4 replies on “News, Nuggets and Longreads 26/04/2014”

The GC article is very good even if it beats in the ennui that underlies ticking and rating. What is the opposite, the thing with greater integrity? I am becoming more and more aware of how the market feeds this, producing so many varied beers or themed restaurants – or beard shape perfecting cosmetics for that matter – to the point that things which are by all measures, except the shock of the new, poorer in quality, more discordant, worse value than what has come before. Hence the boredom with this particular modernity.

It’s useful to have a sense of what’s going on and current trends, but there’s a certain sense of freedom that comes with giving up on trying to taste every hyped beer and visit every lauded pub. We’re quite happy these days to say, ‘Dunno, haven’t had it.’

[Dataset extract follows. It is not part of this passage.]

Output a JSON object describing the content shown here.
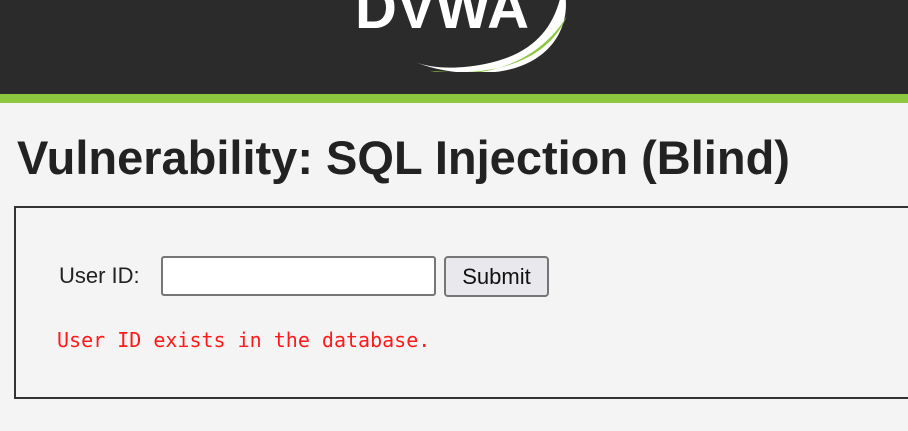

I don’t think writing history has helped me in that regard. It’s not just that nothing is new but that so much through time is governed by commercial interest and profit maximization. Having a highly praised US Imperial Pale Lager was simply depressing last week. Discordant and jarring. It’s like we are down to floor sweeping in the hunt for new ideas not noticing that existing forms are perfectly good and open for exploration.

The problem too with endless variety is you have to keep outdoing yourself, and the competition, so it’s a spiral to the bottom, really. The people who focus on one or two non-outre styles and perfect them have the best chance of long-term success, IMO, as say Sierra Nevada or Boston Beer Company (or Anderson Valley or any number of smaller brewers). Experimentation is good and keeps the interest up but it can’t be a strategy unto itself IMO.